Aiming to assess whether practicing tai chi improves measures of postural stability in patients with Parkinson disease (PD), researchers randomized 185 patients with PD ranging from early to late disease stages to be trained in tai chi, resistance training, or stretching. Training consisted of 60-minute sessions twice weekly for 24 weeks. In the resistance-training group, resistance was added at week 10 and gradually increased from 1% to 5% of body weight. The primary outcome was postural stability at 6 months, measured by maximum excursion and directional control on the limits-of-stability test. Secondary outcomes included measures of gait and knee strength, scores on the functional-reach and timed up-and-go tests, motor scores on the Unified Parkinson's Disease Rating Scale, and number of falls recorded in patient diaries.
At 6 months, the tai chi group performed significantly better than the other two groups on the primary outcome measures (vs. resistance training: maximum excursion, 5.55 percentage points better; directional control, 10.45 percentage points better; vs. stretching: 11.98 and 11.38 percentage points better, respectively). Compared with the resistance-training group, the tai chi group had similar performance on many of the secondary measures and reported nonsignificantly fewer falls. (They reported significantly fewer falls than the stretching group.)
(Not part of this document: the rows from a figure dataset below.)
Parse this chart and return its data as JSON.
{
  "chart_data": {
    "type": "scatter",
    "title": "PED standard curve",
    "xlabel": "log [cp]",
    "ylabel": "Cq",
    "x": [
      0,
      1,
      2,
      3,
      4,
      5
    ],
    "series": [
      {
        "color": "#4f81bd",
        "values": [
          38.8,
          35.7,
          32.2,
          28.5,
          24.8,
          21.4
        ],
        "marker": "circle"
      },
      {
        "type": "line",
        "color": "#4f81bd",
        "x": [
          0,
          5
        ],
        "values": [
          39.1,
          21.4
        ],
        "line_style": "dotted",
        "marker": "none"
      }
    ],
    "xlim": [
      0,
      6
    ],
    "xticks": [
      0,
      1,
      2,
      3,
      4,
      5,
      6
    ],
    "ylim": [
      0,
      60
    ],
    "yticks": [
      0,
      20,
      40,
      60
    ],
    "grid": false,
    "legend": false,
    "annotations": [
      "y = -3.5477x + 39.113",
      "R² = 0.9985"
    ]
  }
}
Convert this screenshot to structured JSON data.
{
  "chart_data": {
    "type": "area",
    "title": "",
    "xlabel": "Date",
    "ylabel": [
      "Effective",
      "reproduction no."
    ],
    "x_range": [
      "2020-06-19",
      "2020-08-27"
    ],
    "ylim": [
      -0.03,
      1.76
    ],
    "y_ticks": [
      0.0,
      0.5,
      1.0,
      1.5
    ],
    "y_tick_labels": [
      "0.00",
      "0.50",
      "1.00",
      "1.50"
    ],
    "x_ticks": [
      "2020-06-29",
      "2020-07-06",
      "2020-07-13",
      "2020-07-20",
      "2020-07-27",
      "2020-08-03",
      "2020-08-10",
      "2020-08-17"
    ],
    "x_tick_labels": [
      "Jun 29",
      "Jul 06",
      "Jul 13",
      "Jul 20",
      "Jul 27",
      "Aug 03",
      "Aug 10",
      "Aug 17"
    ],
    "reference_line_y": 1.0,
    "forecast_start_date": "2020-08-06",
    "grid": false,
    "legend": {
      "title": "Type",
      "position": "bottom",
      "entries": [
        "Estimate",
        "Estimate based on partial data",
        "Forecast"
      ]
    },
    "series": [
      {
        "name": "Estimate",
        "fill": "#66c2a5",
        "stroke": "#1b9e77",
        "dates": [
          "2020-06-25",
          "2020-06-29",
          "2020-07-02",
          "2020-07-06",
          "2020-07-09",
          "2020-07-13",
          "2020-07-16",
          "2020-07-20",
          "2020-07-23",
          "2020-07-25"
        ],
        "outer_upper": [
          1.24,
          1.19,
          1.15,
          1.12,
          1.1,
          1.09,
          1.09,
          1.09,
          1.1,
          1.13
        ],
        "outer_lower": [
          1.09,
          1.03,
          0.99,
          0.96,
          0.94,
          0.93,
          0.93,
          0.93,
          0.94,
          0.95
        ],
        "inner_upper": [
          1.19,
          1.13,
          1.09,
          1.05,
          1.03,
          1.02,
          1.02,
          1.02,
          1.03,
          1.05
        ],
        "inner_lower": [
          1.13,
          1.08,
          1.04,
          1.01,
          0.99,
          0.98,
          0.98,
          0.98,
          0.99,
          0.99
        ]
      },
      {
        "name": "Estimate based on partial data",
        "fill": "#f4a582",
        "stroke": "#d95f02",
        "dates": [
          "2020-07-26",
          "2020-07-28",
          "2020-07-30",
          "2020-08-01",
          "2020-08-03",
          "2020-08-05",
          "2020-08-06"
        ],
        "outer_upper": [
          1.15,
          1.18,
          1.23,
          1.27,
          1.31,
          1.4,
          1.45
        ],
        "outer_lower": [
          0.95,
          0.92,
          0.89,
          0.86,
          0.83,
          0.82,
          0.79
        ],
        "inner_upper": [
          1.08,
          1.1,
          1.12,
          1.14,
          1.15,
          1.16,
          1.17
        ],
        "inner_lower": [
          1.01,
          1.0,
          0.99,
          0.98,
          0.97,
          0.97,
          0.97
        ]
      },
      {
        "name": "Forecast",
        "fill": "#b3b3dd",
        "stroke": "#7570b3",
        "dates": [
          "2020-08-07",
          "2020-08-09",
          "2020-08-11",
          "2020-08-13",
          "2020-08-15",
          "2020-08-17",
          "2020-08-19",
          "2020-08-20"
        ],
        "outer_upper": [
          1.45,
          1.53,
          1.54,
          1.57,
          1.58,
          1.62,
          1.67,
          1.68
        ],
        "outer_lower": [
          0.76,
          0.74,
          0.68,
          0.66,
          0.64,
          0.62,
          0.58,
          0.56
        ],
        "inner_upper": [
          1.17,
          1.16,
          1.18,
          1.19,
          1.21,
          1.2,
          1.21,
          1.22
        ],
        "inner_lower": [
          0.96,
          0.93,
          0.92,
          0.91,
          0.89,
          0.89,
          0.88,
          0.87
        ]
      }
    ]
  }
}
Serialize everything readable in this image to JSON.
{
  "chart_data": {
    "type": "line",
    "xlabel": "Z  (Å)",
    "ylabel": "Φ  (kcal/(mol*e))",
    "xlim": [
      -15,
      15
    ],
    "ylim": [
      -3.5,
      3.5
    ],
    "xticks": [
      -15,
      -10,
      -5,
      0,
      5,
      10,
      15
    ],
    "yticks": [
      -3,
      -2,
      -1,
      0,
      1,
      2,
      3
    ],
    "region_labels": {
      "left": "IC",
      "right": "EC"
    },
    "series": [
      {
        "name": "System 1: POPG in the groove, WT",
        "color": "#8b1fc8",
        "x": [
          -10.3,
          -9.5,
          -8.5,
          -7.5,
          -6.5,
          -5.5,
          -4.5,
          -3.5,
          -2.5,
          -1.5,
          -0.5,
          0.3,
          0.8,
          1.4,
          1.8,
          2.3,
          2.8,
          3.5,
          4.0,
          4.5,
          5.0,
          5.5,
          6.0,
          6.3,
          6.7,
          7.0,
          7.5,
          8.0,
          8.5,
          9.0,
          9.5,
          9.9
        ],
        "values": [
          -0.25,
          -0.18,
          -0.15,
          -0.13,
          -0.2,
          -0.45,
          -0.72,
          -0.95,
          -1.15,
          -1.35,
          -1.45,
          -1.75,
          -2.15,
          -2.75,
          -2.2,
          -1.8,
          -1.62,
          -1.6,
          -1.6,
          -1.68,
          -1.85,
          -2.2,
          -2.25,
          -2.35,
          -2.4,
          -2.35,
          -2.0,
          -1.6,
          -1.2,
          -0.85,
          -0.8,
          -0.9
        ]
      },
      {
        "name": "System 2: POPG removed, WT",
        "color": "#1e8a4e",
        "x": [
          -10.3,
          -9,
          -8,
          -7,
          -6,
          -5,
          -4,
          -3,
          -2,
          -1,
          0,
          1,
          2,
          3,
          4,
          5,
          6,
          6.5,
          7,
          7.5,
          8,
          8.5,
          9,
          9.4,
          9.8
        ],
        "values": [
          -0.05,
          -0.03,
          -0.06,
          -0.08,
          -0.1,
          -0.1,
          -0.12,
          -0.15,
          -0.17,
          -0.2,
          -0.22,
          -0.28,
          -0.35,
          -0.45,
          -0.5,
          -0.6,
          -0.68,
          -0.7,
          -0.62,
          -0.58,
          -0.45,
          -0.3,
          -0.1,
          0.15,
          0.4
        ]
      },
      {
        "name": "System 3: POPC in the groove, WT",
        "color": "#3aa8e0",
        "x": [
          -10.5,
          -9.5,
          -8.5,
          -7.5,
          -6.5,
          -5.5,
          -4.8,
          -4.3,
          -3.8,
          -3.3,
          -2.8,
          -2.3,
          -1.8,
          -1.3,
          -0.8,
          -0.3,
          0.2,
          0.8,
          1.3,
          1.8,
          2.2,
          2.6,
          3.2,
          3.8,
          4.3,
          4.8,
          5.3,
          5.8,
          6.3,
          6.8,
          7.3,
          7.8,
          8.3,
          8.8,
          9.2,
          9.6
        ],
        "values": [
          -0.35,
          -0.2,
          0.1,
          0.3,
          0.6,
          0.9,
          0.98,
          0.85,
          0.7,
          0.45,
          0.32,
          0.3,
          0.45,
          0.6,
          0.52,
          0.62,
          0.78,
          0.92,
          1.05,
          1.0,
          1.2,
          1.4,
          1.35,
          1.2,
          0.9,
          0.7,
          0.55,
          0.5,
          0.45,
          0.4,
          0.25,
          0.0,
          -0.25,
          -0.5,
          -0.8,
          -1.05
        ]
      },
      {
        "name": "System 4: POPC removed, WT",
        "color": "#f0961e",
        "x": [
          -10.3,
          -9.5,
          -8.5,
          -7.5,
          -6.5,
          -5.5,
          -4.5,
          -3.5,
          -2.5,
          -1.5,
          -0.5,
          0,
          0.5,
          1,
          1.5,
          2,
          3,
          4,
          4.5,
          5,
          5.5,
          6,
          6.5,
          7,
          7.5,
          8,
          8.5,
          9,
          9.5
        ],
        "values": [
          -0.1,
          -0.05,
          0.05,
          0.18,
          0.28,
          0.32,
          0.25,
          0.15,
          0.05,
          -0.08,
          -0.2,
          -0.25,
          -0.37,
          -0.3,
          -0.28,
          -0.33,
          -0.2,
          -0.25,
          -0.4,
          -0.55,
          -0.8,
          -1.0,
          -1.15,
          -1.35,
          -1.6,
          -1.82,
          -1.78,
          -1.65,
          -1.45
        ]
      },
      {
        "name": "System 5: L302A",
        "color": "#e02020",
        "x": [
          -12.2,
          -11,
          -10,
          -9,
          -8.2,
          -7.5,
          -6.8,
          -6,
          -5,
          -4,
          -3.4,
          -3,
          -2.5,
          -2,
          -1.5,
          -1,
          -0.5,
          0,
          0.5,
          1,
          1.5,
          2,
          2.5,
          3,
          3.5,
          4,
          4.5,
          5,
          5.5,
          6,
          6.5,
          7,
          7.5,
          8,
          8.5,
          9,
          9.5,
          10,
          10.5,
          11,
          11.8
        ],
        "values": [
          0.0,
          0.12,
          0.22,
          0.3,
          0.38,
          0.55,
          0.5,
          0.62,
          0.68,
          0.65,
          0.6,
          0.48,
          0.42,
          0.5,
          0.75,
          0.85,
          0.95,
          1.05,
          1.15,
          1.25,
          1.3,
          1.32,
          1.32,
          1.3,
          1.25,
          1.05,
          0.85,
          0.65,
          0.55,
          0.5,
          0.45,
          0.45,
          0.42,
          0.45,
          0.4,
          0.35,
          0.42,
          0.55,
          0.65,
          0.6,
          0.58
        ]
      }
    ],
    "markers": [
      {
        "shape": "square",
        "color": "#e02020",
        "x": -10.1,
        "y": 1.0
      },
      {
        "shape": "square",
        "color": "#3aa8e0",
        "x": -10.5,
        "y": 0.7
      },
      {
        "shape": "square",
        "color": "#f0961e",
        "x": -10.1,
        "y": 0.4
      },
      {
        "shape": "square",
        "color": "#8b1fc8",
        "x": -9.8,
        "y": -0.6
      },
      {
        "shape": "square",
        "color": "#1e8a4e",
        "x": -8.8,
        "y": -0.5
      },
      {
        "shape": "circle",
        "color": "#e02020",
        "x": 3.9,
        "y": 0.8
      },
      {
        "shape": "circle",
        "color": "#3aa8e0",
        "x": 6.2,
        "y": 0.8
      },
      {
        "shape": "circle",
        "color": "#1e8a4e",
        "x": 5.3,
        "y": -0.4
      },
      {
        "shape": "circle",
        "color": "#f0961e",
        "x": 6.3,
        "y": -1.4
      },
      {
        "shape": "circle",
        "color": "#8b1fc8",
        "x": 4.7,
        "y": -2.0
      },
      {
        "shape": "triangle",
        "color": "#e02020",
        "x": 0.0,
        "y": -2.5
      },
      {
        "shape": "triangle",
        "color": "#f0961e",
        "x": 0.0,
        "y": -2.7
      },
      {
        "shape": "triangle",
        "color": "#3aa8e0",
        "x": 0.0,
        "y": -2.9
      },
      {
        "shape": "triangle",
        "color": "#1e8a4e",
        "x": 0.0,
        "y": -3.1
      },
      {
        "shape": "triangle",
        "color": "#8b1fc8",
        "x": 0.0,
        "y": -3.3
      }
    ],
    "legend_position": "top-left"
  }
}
Comment: Because much of the disability in PD arises from gait, balance, and motor dysfunction, and because many experts now prescribe exercise as an intervention, this study provides important insights. The findings add to the growing body of evidence suggesting benefits of various activities in patients with PD. However, it is important not to overinterpret the results. Patients at a wide range of disease stages were included, making generalization and interpretation of effects tricky. Better characterization of pre- and posttreatment falling in the advanced-stage patients, especially those with preexisting fall-related issues, would have been more relevant. Also, medications were quantitated by number, not dose.
Tai chi incorporates movements that enhance balance control through practicing volitional destabilization of the center of mass. Therefore, the tai chi group's better performance on balance measures makes sense. Resistance training prioritizes muscle strengthening and force development and has potential benefits that are distinct from those of tai chi. The resistance training in this study was not particularly intense, especially compared with previous studies (Parkinsonism Relat Disord 2009; 15:752 and Gait Posture 2012 Jan 20; e-pub ahead of print). Similarly, stretching is a very important part of the daily regimen for the PD patient. Therefore, modalities should be selected and tailored to meet the needs of the individual patient.
Michael S. Okun, MD Published in Journal Watch Neurology February 8, 2012
Citation(s):Li F et al. Tai chi and postural stability in patients with Parkinson's disease. N Engl J Med 2012 Feb 9; 366:511.